- Apr 13 2021 04:14 Gmt+3
- Last Updated On: Apr 13 2021 04:17 Gmt+3
Lobbies within the U.S. State Department advocating for Turkish interests or the U.S. government’s own interests in Turkey do not offset “the cost of giving Turkish president Recep Tayyip Erdoğan a free pass,” and U.S. President Joe Biden should keep his campaign promise to recognise the Armenian Genocide, wrote Michael Rubin, resident scholar at the American Enterprise Institute, for the National Interest on Monday.
None of Washington’s concerns “justifies perverting or whitewashing history,” Rubin said.
On April 24 last year, the 105th anniversary of the 1915 events which resulted in the death of some 1.5 million Armenians and other Christian minorities in the Ottoman Empire are widely identified as a genocide among scholars, then-candidate Biden tweeted, “If elected, I pledge to support a resolution recognizing the Armenian Genocide and will make universal human rights a top priority.”

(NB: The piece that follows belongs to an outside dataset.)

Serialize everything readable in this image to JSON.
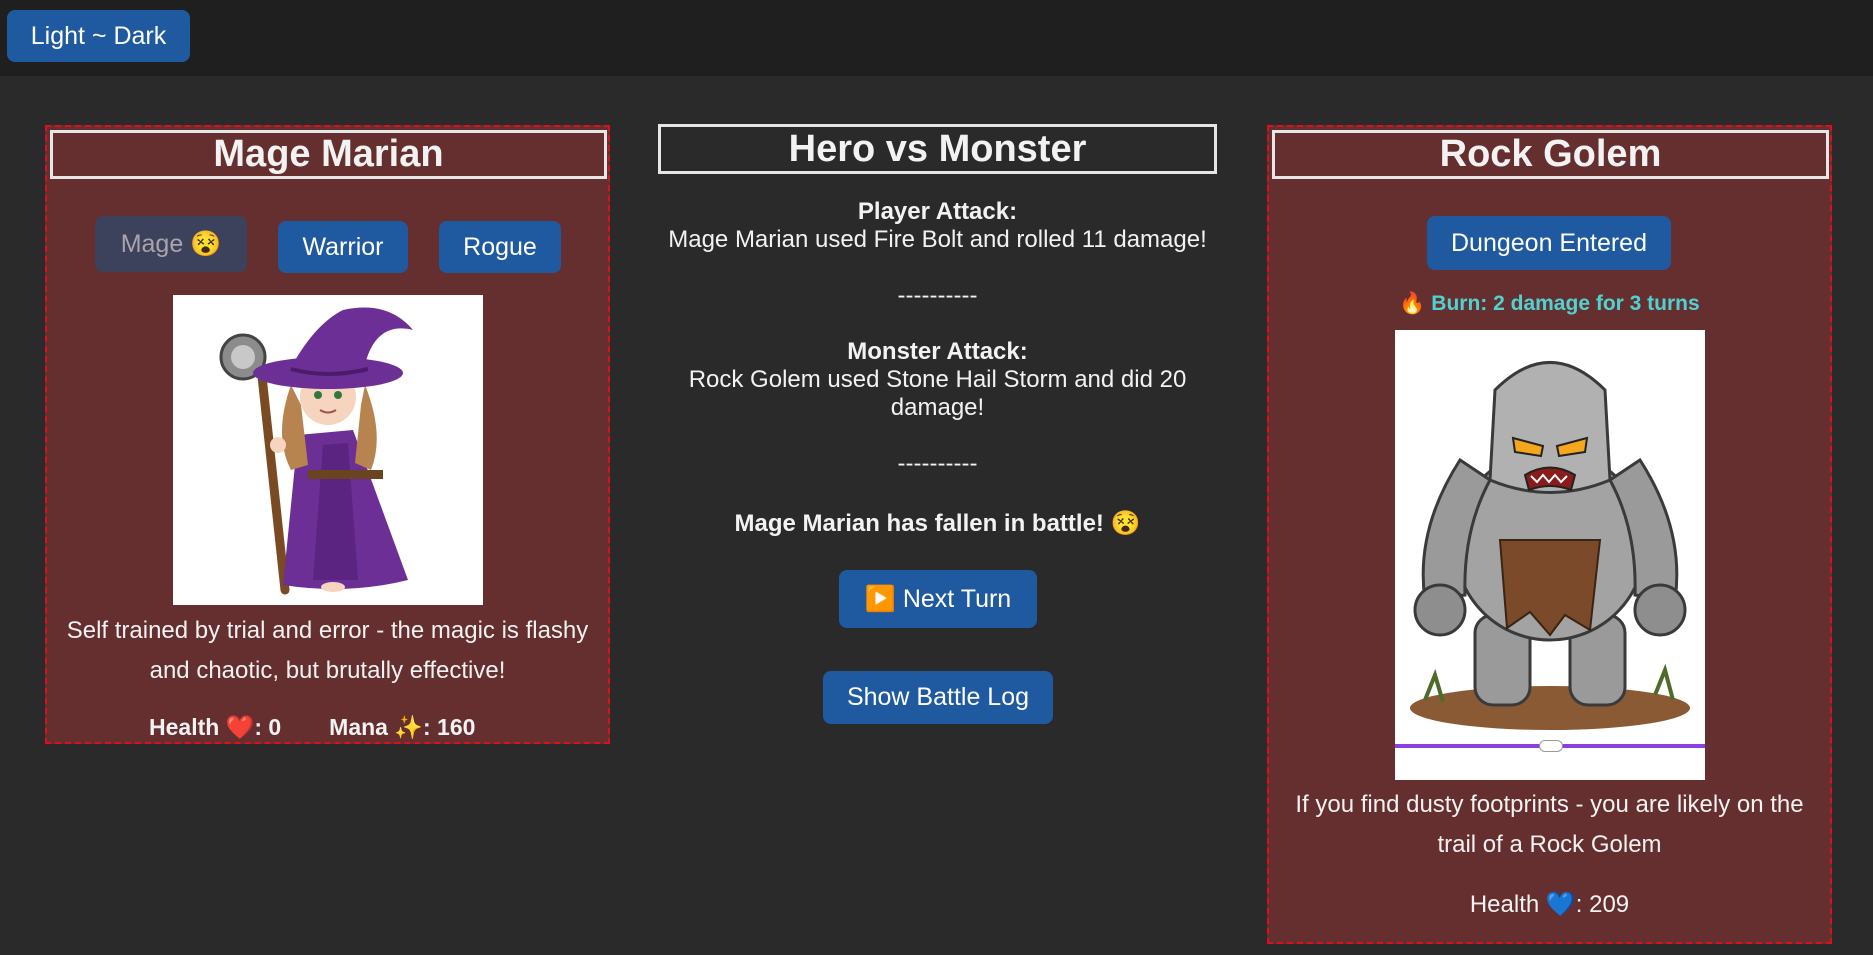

Past governments have made similar promises, only to forget them “when they entered the executive branch,” Rubin added.
There is a strong Turkey lobby in Washington, the Pentagon needs continued access to the Incirlik Air Base in southern Turkey, and many in the government believe Erdoğan may lash out in the eastern Mediterranean if antagonised, according to Rubin.
“To show Turkey that bluster can trump accountability will ensure further aggression not only against Armenia but also against the Kurds and Cyprus,” the scholar said.
Rubin said Biden should not stop at recognition only, but must “go further” and support erection of monuments to the Armenian genocide in Ankara and Baku as a litmus test of “multi-faith tolerance” that both countries project “to Western visitors”. There already is one in Yerevan.
Support for monuments would show “acknowledgement of genocide extends beyond rhetoric” and “chip away at the historical blindness that decades of Turkish incitement have caused”, Rubin said.